The aim of this retrospective study is to define the paraneural (fascial) sheath and fascial compartments that surround the brachial plexus at the supraclavicular fossa by reviewing previous ultrasound images from cases that have undergone ultrasound guided selective trunk brachial plexus block.
The optimal anatomical plane (relative to the nerve) or the "goal" for local anesthetic (LA) injection during an ultrasound guided (USG) brachial plexus blockade (BPB) at the supraclavicular fossa is currently not known. USG BPB is often described as a "subfascial", "extra fascial", "intracluster", "interfascial", sub-perineural", "intraneural", "corner pocket" or "periplexus" injection. Although this suggests that the local anesthetic is injected into different tissue planes or fascial compartments, even if such planes do exist, as seen in other regions such as popliteal sciatic nerve are not clearly defined at the supraclavicular fossa. However, recently with the use of high definition ultrasound imaging for USG Selective trunk block (SeTB) and principal investigator has often observed distinct paraneural (fascial) sheath and fascial compartments surrounding the brachial plexus at the supraclavicular fossa. These connective tissue layers are also better delineated after the local anesthetic injection. The principal investigator believes these may be the connective tissue layers that previous researchers have referred to in different reports. Currently there are no published data demonstrating the paraneural sheath and fascial compartment surrounding the brachial plexus in-vivo. Principal investigator believes that this fascial layer and compartment influence the spread of LA during USG BPB around the individual elements of the brachial plexus at the supraclavicular fossa and therefore, these anatomical structures have to be delineated so as to improve the safety, success and quality of USG BPB. This study will involve reviewing archived high definition ultrasound images in audio video interleave format from all adult patients who had undergone USG SeTB for surgical anesthesia during upper extremity surgery from January 1, 2020 to June 30, 2021 to define the paraneural sheath and fascial compartments that surround the brachial plexus at the supraclavicular fossa.
Study Type
OBSERVATIONAL
Enrollment
50
High definition ultrasound images that were acquired during USG SeTB are routinely stored in the hard disk of ultrasound machine in DICOM (Digital Imaging and Communications in Medicine) format will be used for this review. The images of principal investigator's previous research studies with Clinical trial registration: NCT04752410 and NCT04773405 will also be retrieved. The ultrasound imaging was performed before (scout scan), during and immediately after the USG SeTB. As is the principal investigator's standard practice, all ultrasound scan was performed in a sequential manner (SUIT: Sequential Ultrasound Imaging Technique) with the orientation marker of the transducer directed laterally so as to obtain a transverse oblique view of the brachial plexus block at the supraclavicular fossa. Approximate 50 cases who had undergone USG SeTB for surgical anesthesia during upper extremity surgery since January 1 2020 to June 30, 2021 will be evaluated by two anesthesiologists.
Department of Anaesthesia & Intensive Care, Prince of Wales Hospital
Shatin, New Territories, Hong Kong
Visualization of anatomical nerve structures
Two anesthesiologists with extensive experience in regional anesthesia and familiar with the fascial anatomy of the brachial plexus at the supraclavicular fossa will independently review the archived ultrasound images and compare the presence of anatomical nerve structures before and after local anesthetic injection. The structure viewed will be scored as 0=no, 1= yes. If a structure is visualized then a previously reported four-point numerical scale, (0=not visible, 1= hardly visible, 2=well visible, 3= very well visible\_ will be used to assess the quality of ultrasound visibility. The total ultrasound visibility score (UVS) of the anatomical structures in the transverse scan will be calculated for every subject (maximum score possible = 30) and the mean total UVS will be determined by averaging the scores of the two observers. Inter-rater agreement of the aforementioned anatomical structures between the anesthesiologist will be calculated using kappa statistics.
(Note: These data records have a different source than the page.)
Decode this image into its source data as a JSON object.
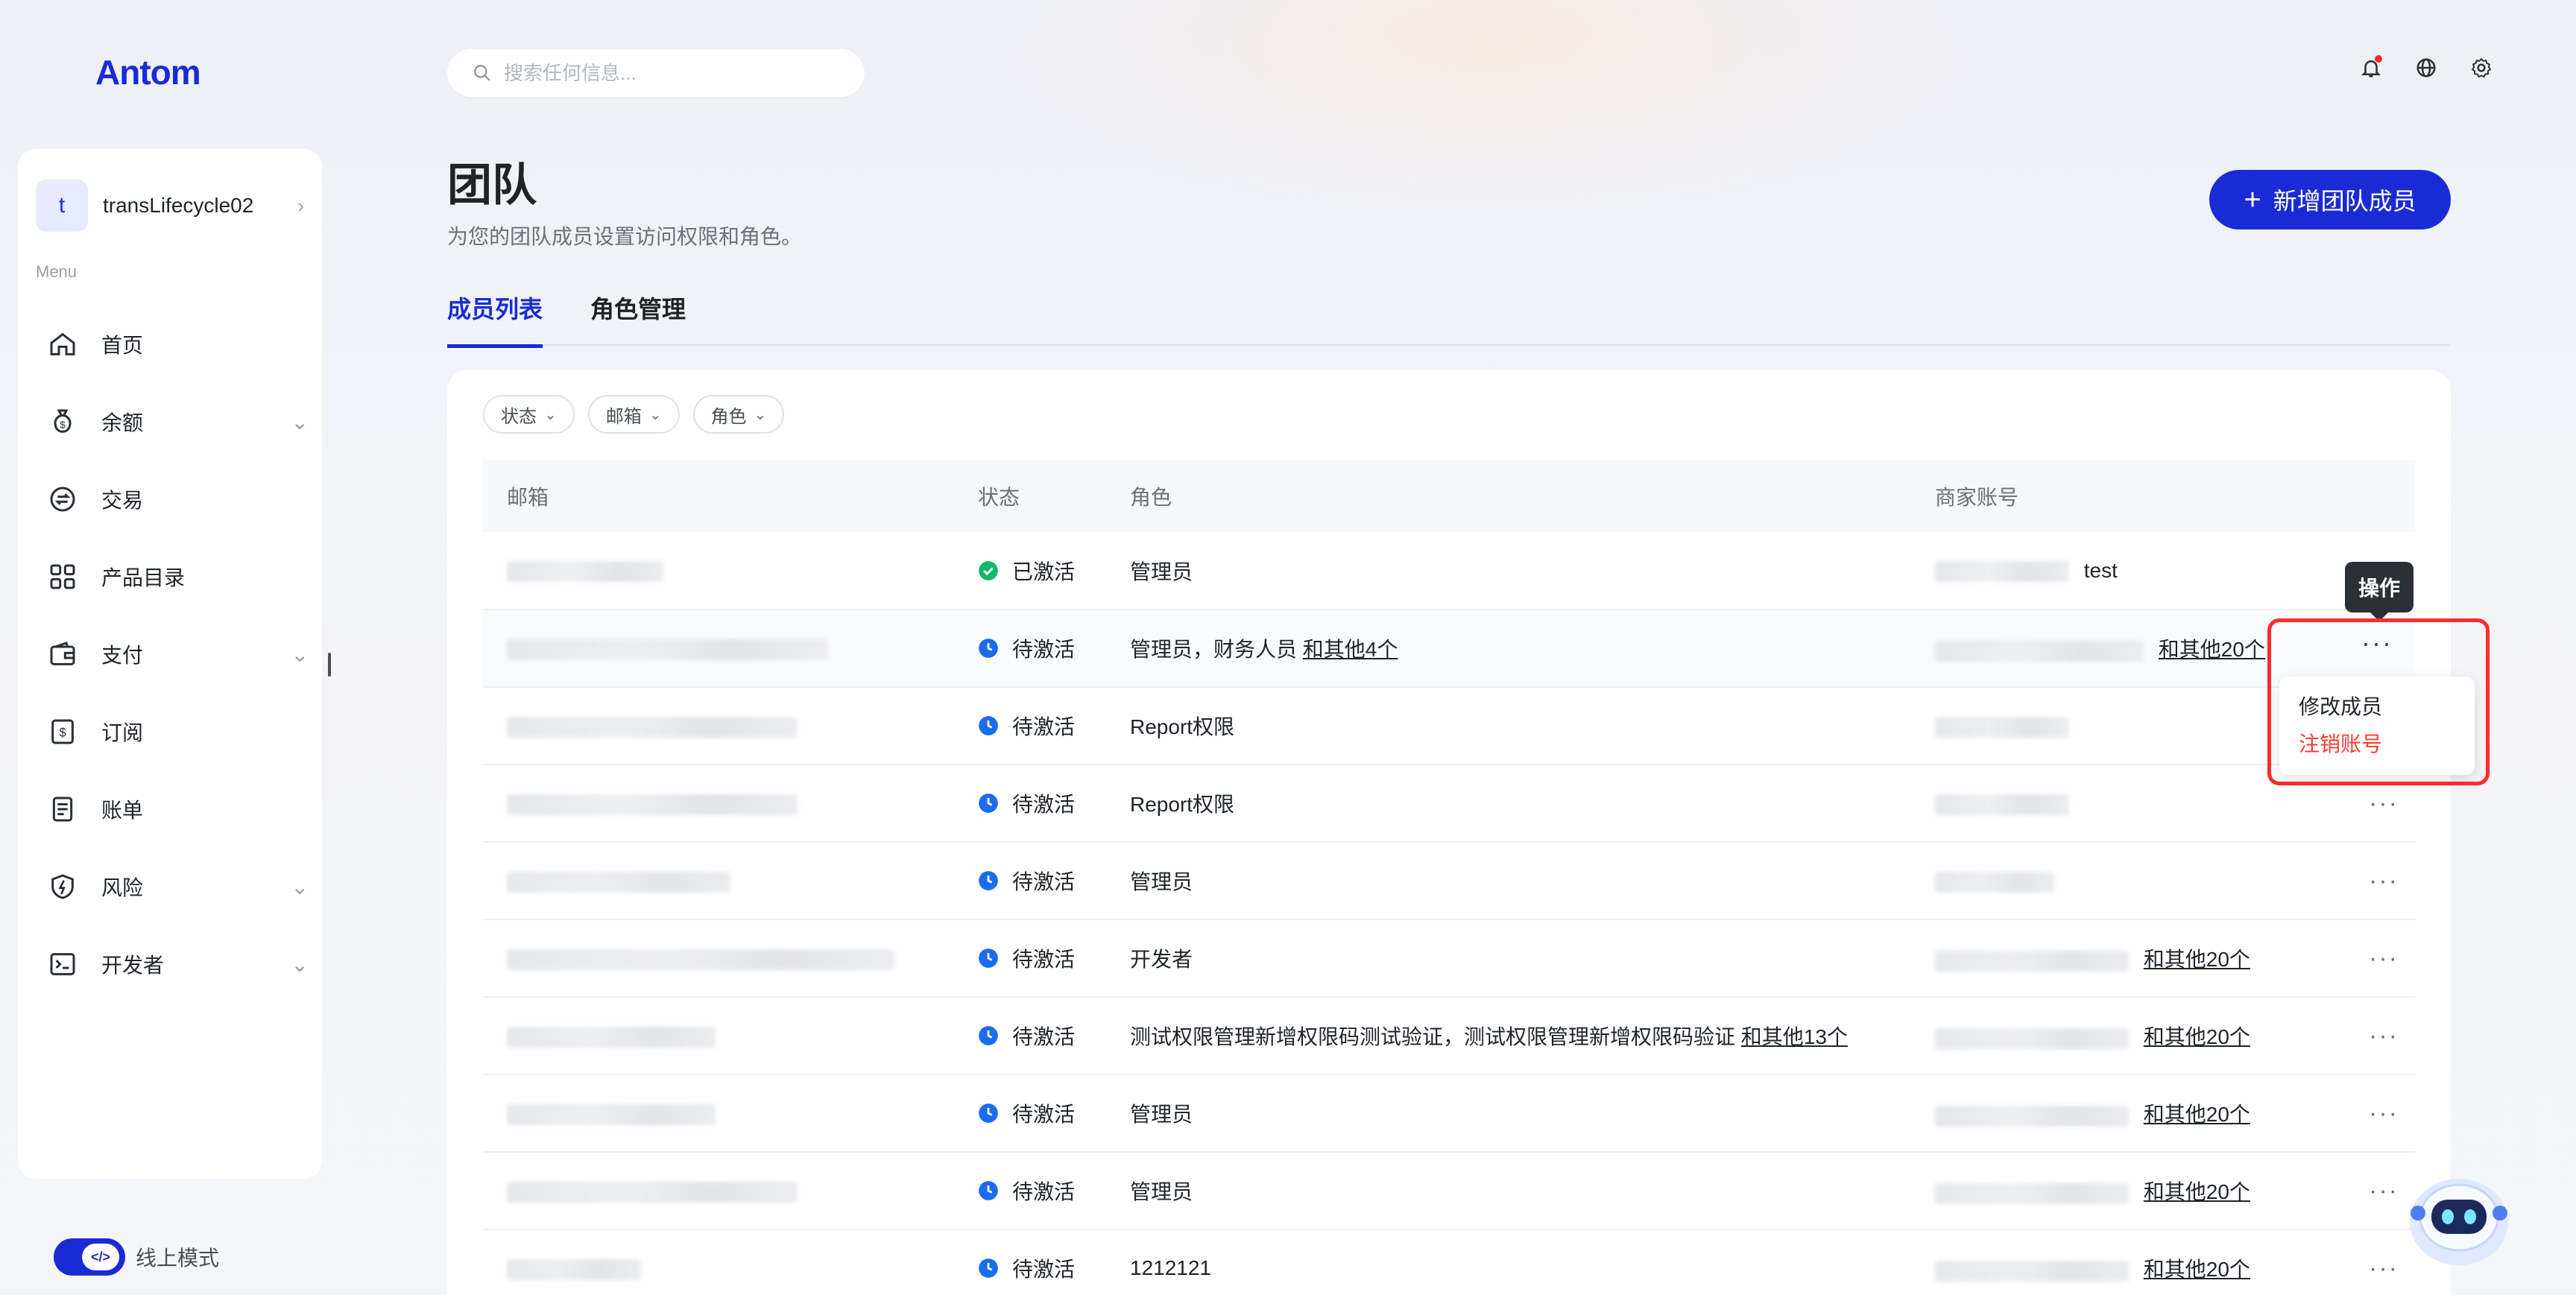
{
  "brand": {
    "logo": "Antom"
  },
  "search": {
    "placeholder": "搜索任何信息..."
  },
  "topbar": {
    "icons": [
      "bell-icon",
      "globe-icon",
      "gear-icon"
    ]
  },
  "sidebar": {
    "account": {
      "initial": "t",
      "name": "transLifecycle02"
    },
    "menu_label": "Menu",
    "items": [
      {
        "label": "首页",
        "icon": "home-icon",
        "expandable": false
      },
      {
        "label": "余额",
        "icon": "money-bag-icon",
        "expandable": true
      },
      {
        "label": "交易",
        "icon": "exchange-icon",
        "expandable": false
      },
      {
        "label": "产品目录",
        "icon": "grid-icon",
        "expandable": false
      },
      {
        "label": "支付",
        "icon": "wallet-icon",
        "expandable": true
      },
      {
        "label": "订阅",
        "icon": "subscription-icon",
        "expandable": false
      },
      {
        "label": "账单",
        "icon": "bill-icon",
        "expandable": false
      },
      {
        "label": "风险",
        "icon": "shield-icon",
        "expandable": true
      },
      {
        "label": "开发者",
        "icon": "terminal-icon",
        "expandable": true
      }
    ],
    "mode_label": "线上模式"
  },
  "page": {
    "title": "团队",
    "subtitle": "为您的团队成员设置访问权限和角色。",
    "add_button": "新增团队成员",
    "tabs": [
      {
        "label": "成员列表",
        "active": true
      },
      {
        "label": "角色管理",
        "active": false
      }
    ]
  },
  "filters": [
    "状态",
    "邮箱",
    "角色"
  ],
  "table": {
    "headers": [
      "邮箱",
      "状态",
      "角色",
      "商家账号"
    ],
    "rows": [
      {
        "status": "已激活",
        "status_type": "active",
        "role": "管理员",
        "role_more": "",
        "merchant_suffix": "test",
        "merchant_more": ""
      },
      {
        "status": "待激活",
        "status_type": "pending",
        "role": "管理员，财务人员",
        "role_more": "和其他4个",
        "merchant_suffix": "",
        "merchant_more": "和其他20个"
      },
      {
        "status": "待激活",
        "status_type": "pending",
        "role": "Report权限",
        "role_more": "",
        "merchant_suffix": "",
        "merchant_more": ""
      },
      {
        "status": "待激活",
        "status_type": "pending",
        "role": "Report权限",
        "role_more": "",
        "merchant_suffix": "",
        "merchant_more": ""
      },
      {
        "status": "待激活",
        "status_type": "pending",
        "role": "管理员",
        "role_more": "",
        "merchant_suffix": "",
        "merchant_more": ""
      },
      {
        "status": "待激活",
        "status_type": "pending",
        "role": "开发者",
        "role_more": "",
        "merchant_suffix": "",
        "merchant_more": "和其他20个"
      },
      {
        "status": "待激活",
        "status_type": "pending",
        "role": "测试权限管理新增权限码测试验证，测试权限管理新增权限码验证",
        "role_more": "和其他13个",
        "merchant_suffix": "",
        "merchant_more": "和其他20个"
      },
      {
        "status": "待激活",
        "status_type": "pending",
        "role": "管理员",
        "role_more": "",
        "merchant_suffix": "",
        "merchant_more": "和其他20个"
      },
      {
        "status": "待激活",
        "status_type": "pending",
        "role": "管理员",
        "role_more": "",
        "merchant_suffix": "",
        "merchant_more": "和其他20个"
      },
      {
        "status": "待激活",
        "status_type": "pending",
        "role": "1212121",
        "role_more": "",
        "merchant_suffix": "",
        "merchant_more": "和其他20个"
      }
    ]
  },
  "tooltip": "操作",
  "action_menu": {
    "edit": "修改成员",
    "deactivate": "注销账号"
  },
  "colors": {
    "accent": "#1a2bd6",
    "active_green": "#12b76a",
    "pending_blue": "#1a6cf0",
    "danger": "#ff3b30"
  }
}
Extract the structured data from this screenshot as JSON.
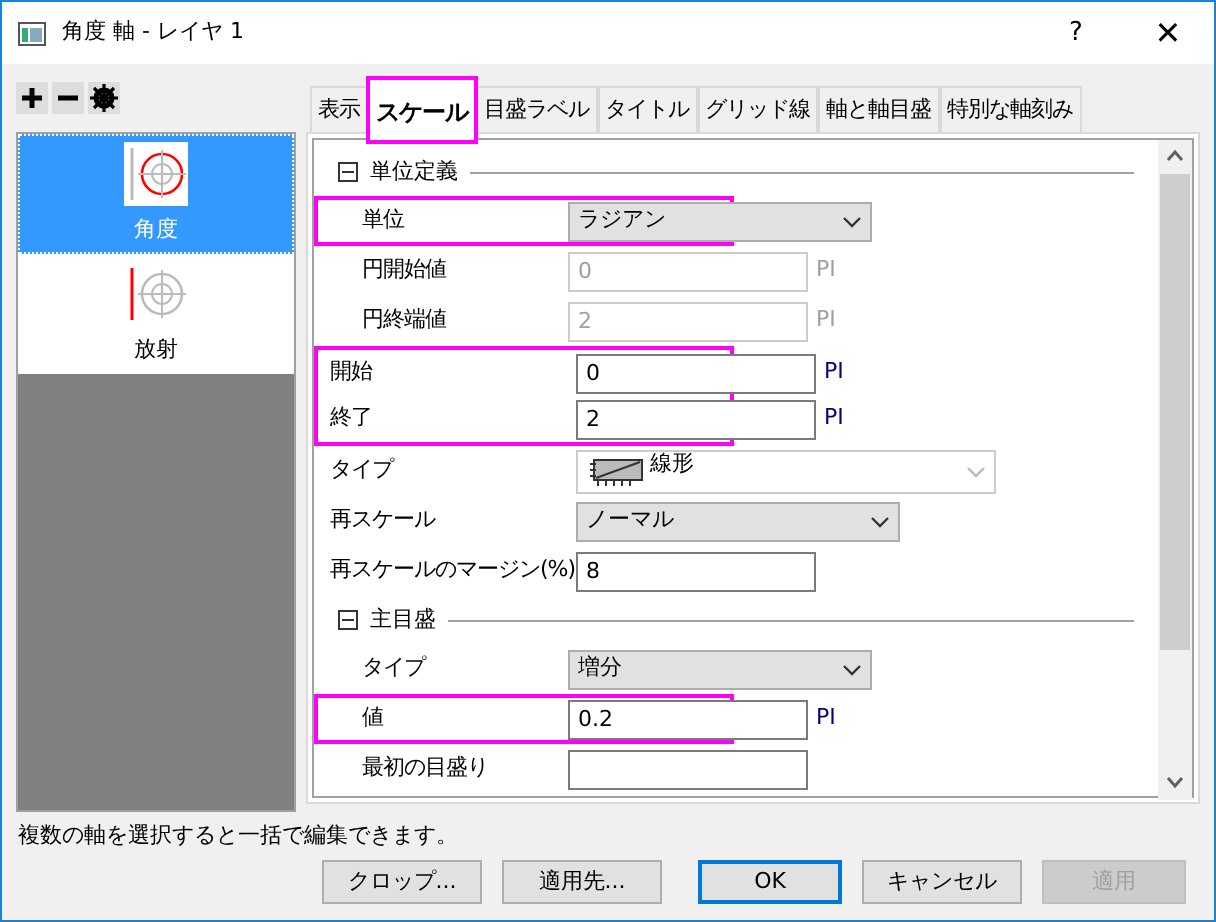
{
  "window": {
    "title": "角度 軸 - レイヤ 1",
    "help": "?",
    "close": "✕"
  },
  "axes": [
    {
      "label": "角度",
      "selected": true,
      "kind": "angle"
    },
    {
      "label": "放射",
      "selected": false,
      "kind": "radial"
    }
  ],
  "tabs": [
    {
      "label": "表示",
      "selected": false,
      "highlighted": false
    },
    {
      "label": "スケール",
      "selected": true,
      "highlighted": true
    },
    {
      "label": "目盛ラベル",
      "selected": false,
      "highlighted": false
    },
    {
      "label": "タイトル",
      "selected": false,
      "highlighted": false
    },
    {
      "label": "グリッド線",
      "selected": false,
      "highlighted": false
    },
    {
      "label": "軸と軸目盛",
      "selected": false,
      "highlighted": false
    },
    {
      "label": "特別な軸刻み",
      "selected": false,
      "highlighted": false
    }
  ],
  "rows": [
    {
      "kind": "section",
      "label": "単位定義",
      "expanded": true,
      "children": [
        {
          "kind": "select",
          "label": "単位",
          "value": "ラジアン",
          "highlighted": true,
          "disabled": false
        },
        {
          "kind": "input",
          "label": "円開始値",
          "value": "0",
          "unit": "PI",
          "highlighted": false,
          "disabled": true
        },
        {
          "kind": "input",
          "label": "円終端値",
          "value": "2",
          "unit": "PI",
          "highlighted": false,
          "disabled": true
        }
      ]
    },
    {
      "kind": "input",
      "label": "開始",
      "value": "0",
      "unit": "PI",
      "highlighted": true,
      "disabled": false
    },
    {
      "kind": "input",
      "label": "終了",
      "value": "2",
      "unit": "PI",
      "highlighted": true,
      "disabled": false
    },
    {
      "kind": "combo",
      "label": "タイプ",
      "value": "線形",
      "highlighted": false,
      "disabled": true
    },
    {
      "kind": "select",
      "label": "再スケール",
      "value": "ノーマル",
      "highlighted": false,
      "disabled": false
    },
    {
      "kind": "input",
      "label": "再スケールのマージン(%)",
      "value": "8",
      "highlighted": false,
      "disabled": false
    },
    {
      "kind": "section",
      "label": "主目盛",
      "expanded": true,
      "children": [
        {
          "kind": "select",
          "label": "タイプ",
          "value": "増分",
          "highlighted": false,
          "disabled": false
        },
        {
          "kind": "input",
          "label": "値",
          "value": "0.2",
          "unit": "PI",
          "highlighted": true,
          "disabled": false
        },
        {
          "kind": "input",
          "label": "最初の目盛り",
          "highlighted": false,
          "disabled": false
        }
      ]
    }
  ],
  "status": "複数の軸を選択すると一括で編集できます。",
  "buttons": [
    {
      "label": "クロップ...",
      "kind": "normal"
    },
    {
      "label": "適用先...",
      "kind": "normal"
    },
    {
      "label": "OK",
      "kind": "default"
    },
    {
      "label": "キャンセル",
      "kind": "normal"
    },
    {
      "label": "適用",
      "kind": "disabled"
    }
  ]
}
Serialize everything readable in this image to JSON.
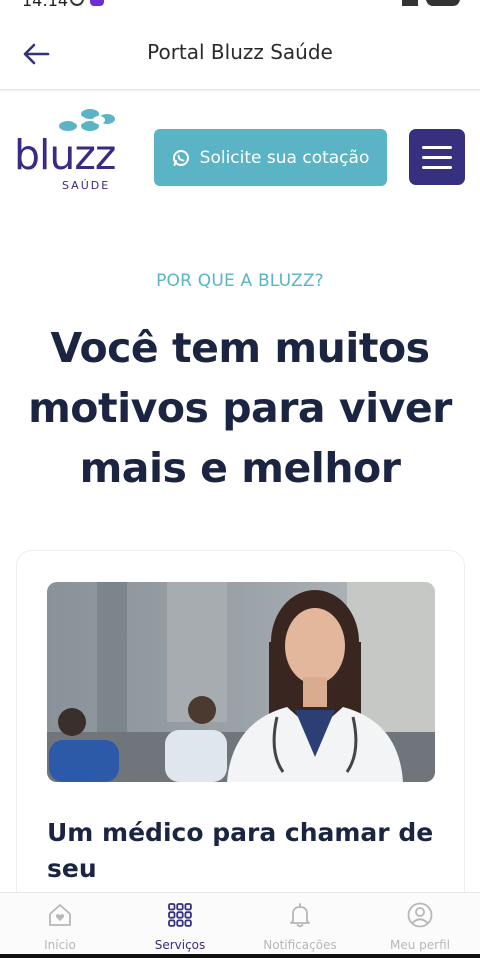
{
  "status_bar": {
    "time": "14:14"
  },
  "app_bar": {
    "title": "Portal Bluzz Saúde"
  },
  "header": {
    "logo_word": "bluzz",
    "logo_sub": "SAÚDE",
    "cta_label": "Solicite sua cotação"
  },
  "hero": {
    "eyebrow": "POR QUE A BLUZZ?",
    "headline": "Você tem muitos motivos para viver mais e melhor"
  },
  "card": {
    "title": "Um médico para chamar de seu"
  },
  "bottom_nav": {
    "items": [
      {
        "label": "Início",
        "icon": "home-heart-icon"
      },
      {
        "label": "Serviços",
        "icon": "grid-icon"
      },
      {
        "label": "Notificações",
        "icon": "bell-icon"
      },
      {
        "label": "Meu perfil",
        "icon": "user-circle-icon"
      }
    ],
    "active": "Serviços"
  },
  "colors": {
    "brand_purple": "#36307f",
    "accent_teal": "#5ab4c6",
    "headline_navy": "#1b2541"
  }
}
Time frame: through study completion, an average of 1 month
Visualization of the presence of anatomical variations
Two anesthesiologists with extensive experience in regional anesthesia and familiar with the fascial anatomy of the brachial plexus at the supraclavicular fossa will independently review the archived ultrasound images and compare the presence of anatomical variations before and after local anesthetic agent injection. It will be scored as 0=not presence, 1=presence.
Time frame: through study completion, an average of 1 month
Presence of artery within the nerve cluster
Two anesthesiologists with extensive experience in regional anesthesia and familiar with the fascial anatomy of the brachial plexus at the supraclavicular fossa will independently review the archived ultrasound images and evaluate the presence or absence of blood vessels inside the nerve cluster at the supraclavicular fossa. A score of 0=not presence and 1=presence.